Lorraine York, CCENA Co-Director

Lorraine York is Distinguished University Professor and Senator William McMaster Chair in Canadian Literature and Culture in the Department of English and Cultural Studies at McMaster. Recent books include Literary Celebrity in Canada (2007), Margaret Atwood and the Labour of Literary Celebrity (2013), and Celebrity Cultures in Canada, co-edited with Katja Lee (2016). She has just completed a book called Reluctant Celebrity that examines public displays of celebrity reluctance as forms of privilege intertwined with race, gender, and sexuality. Her new project is “Denouncing 21st-Century Fame Hunger: Affect, Gender, New Media” and her dearest hope is to write a book on this subject entitled Unseemly

Daniel Coleman, CCENA Co-Director

Sarah Olutola, CCENA Research Assistant

Sarah Olutola is a Nigerian Canadian PhD candidate in the department of English and Cultural Studies at McMaster University.

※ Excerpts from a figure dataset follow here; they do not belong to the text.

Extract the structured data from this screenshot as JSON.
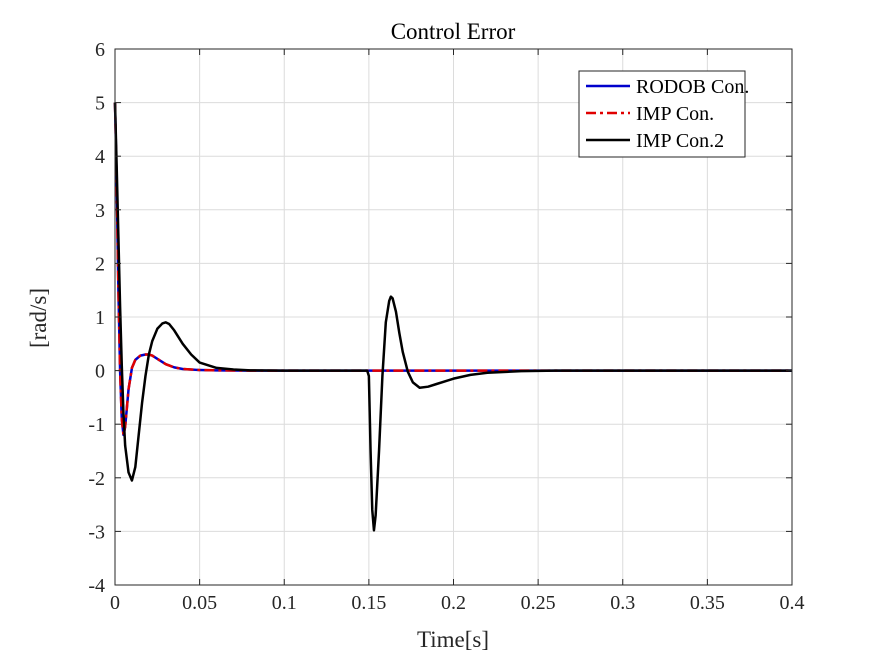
{
  "chart_data": {
    "type": "line",
    "title": "Control Error",
    "xlabel": "Time[s]",
    "ylabel": "[rad/s]",
    "xlim": [
      0,
      0.4
    ],
    "ylim": [
      -4,
      6
    ],
    "xticks": [
      0,
      0.05,
      0.1,
      0.15,
      0.2,
      0.25,
      0.3,
      0.35,
      0.4
    ],
    "xtick_labels": [
      "0",
      "0.05",
      "0.1",
      "0.15",
      "0.2",
      "0.25",
      "0.3",
      "0.35",
      "0.4"
    ],
    "yticks": [
      -4,
      -3,
      -2,
      -1,
      0,
      1,
      2,
      3,
      4,
      5,
      6
    ],
    "ytick_labels": [
      "-4",
      "-3",
      "-2",
      "-1",
      "0",
      "1",
      "2",
      "3",
      "4",
      "5",
      "6"
    ],
    "grid": true,
    "legend_position": "top-right",
    "series": [
      {
        "name": "RODOB Con.",
        "color": "#0000cc",
        "style": "solid",
        "x": [
          0,
          0.001,
          0.002,
          0.003,
          0.004,
          0.005,
          0.006,
          0.007,
          0.008,
          0.01,
          0.012,
          0.015,
          0.018,
          0.02,
          0.022,
          0.025,
          0.03,
          0.035,
          0.04,
          0.05,
          0.06,
          0.08,
          0.1,
          0.15,
          0.2,
          0.25,
          0.3,
          0.35,
          0.4
        ],
        "y": [
          5,
          3.5,
          1.5,
          0,
          -0.9,
          -1.2,
          -1.05,
          -0.7,
          -0.35,
          0.05,
          0.2,
          0.28,
          0.3,
          0.3,
          0.28,
          0.22,
          0.12,
          0.06,
          0.03,
          0.01,
          0.005,
          0,
          0,
          0,
          0,
          0,
          0,
          0,
          0
        ]
      },
      {
        "name": "IMP Con.",
        "color": "#e00000",
        "style": "dashdot",
        "x": [
          0,
          0.001,
          0.002,
          0.003,
          0.004,
          0.005,
          0.006,
          0.007,
          0.008,
          0.01,
          0.012,
          0.015,
          0.018,
          0.02,
          0.022,
          0.025,
          0.03,
          0.035,
          0.04,
          0.05,
          0.06,
          0.08,
          0.1,
          0.15,
          0.2,
          0.25,
          0.3,
          0.35,
          0.4
        ],
        "y": [
          5,
          3.5,
          1.5,
          0,
          -0.9,
          -1.2,
          -1.05,
          -0.7,
          -0.35,
          0.05,
          0.2,
          0.28,
          0.3,
          0.3,
          0.28,
          0.22,
          0.12,
          0.06,
          0.03,
          0.01,
          0.005,
          0,
          0,
          0,
          0,
          0,
          0,
          0,
          0
        ]
      },
      {
        "name": "IMP Con.2",
        "color": "#000000",
        "style": "solid",
        "x": [
          0,
          0.001,
          0.002,
          0.003,
          0.004,
          0.005,
          0.006,
          0.008,
          0.01,
          0.012,
          0.014,
          0.016,
          0.018,
          0.02,
          0.022,
          0.025,
          0.028,
          0.03,
          0.032,
          0.035,
          0.04,
          0.045,
          0.05,
          0.06,
          0.07,
          0.08,
          0.1,
          0.12,
          0.149,
          0.15,
          0.151,
          0.152,
          0.153,
          0.154,
          0.156,
          0.158,
          0.16,
          0.162,
          0.163,
          0.164,
          0.166,
          0.168,
          0.17,
          0.173,
          0.176,
          0.18,
          0.185,
          0.19,
          0.2,
          0.21,
          0.22,
          0.24,
          0.26,
          0.3,
          0.35,
          0.4
        ],
        "y": [
          5,
          3.8,
          2.5,
          1.2,
          0.1,
          -0.8,
          -1.4,
          -1.9,
          -2.05,
          -1.8,
          -1.2,
          -0.6,
          -0.1,
          0.3,
          0.55,
          0.78,
          0.88,
          0.9,
          0.87,
          0.75,
          0.5,
          0.3,
          0.15,
          0.05,
          0.02,
          0.005,
          0,
          0,
          0,
          -0.1,
          -1.5,
          -2.6,
          -2.98,
          -2.7,
          -1.5,
          -0.1,
          0.9,
          1.3,
          1.38,
          1.35,
          1.1,
          0.7,
          0.35,
          -0.02,
          -0.22,
          -0.32,
          -0.3,
          -0.25,
          -0.15,
          -0.08,
          -0.04,
          -0.01,
          0,
          0,
          0,
          0
        ]
      }
    ]
  }
}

Her research concerns representations of race in popular media and Western humanitarianism with respect to Africa, both of which considers the intersection between critical race theory, post-colonialism and global capitalism. She has published articles in peer-reviewed journals such as Atlantis: Critical Studies in Gender, Culture and Social Justice, and written novel-length fiction for independent and trade publishing houses in the UK and US.

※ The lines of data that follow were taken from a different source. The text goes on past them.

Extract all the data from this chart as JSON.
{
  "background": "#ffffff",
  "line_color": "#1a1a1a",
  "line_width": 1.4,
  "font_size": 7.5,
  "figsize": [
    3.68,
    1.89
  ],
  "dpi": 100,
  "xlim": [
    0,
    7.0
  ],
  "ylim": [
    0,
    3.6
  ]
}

Melissa Tanti, CCENA Research Assistant

Melissa Tanti is a PhD candidate in English at McMaster University. She is  a feminist literary and media critic with work published in the Journal of Television and New Media and the Journal of Religion and Film.  Her doctoral dissertation, “The ‘Translating Subject’: Tracing the History of a North American Feminist Literary Avant-garde” reveals that Canadian and American women writers were involved in cross-border exchanges that have been overlooked by a focus on national literatures. She has presented work at conferences nationally and internationally in a range of fields including sexuality studies, studies in women and gender, geography, linguistics, pedagogy, film and new media criticism, and politics. She lives in Toronto where she teaches at Ryerson University.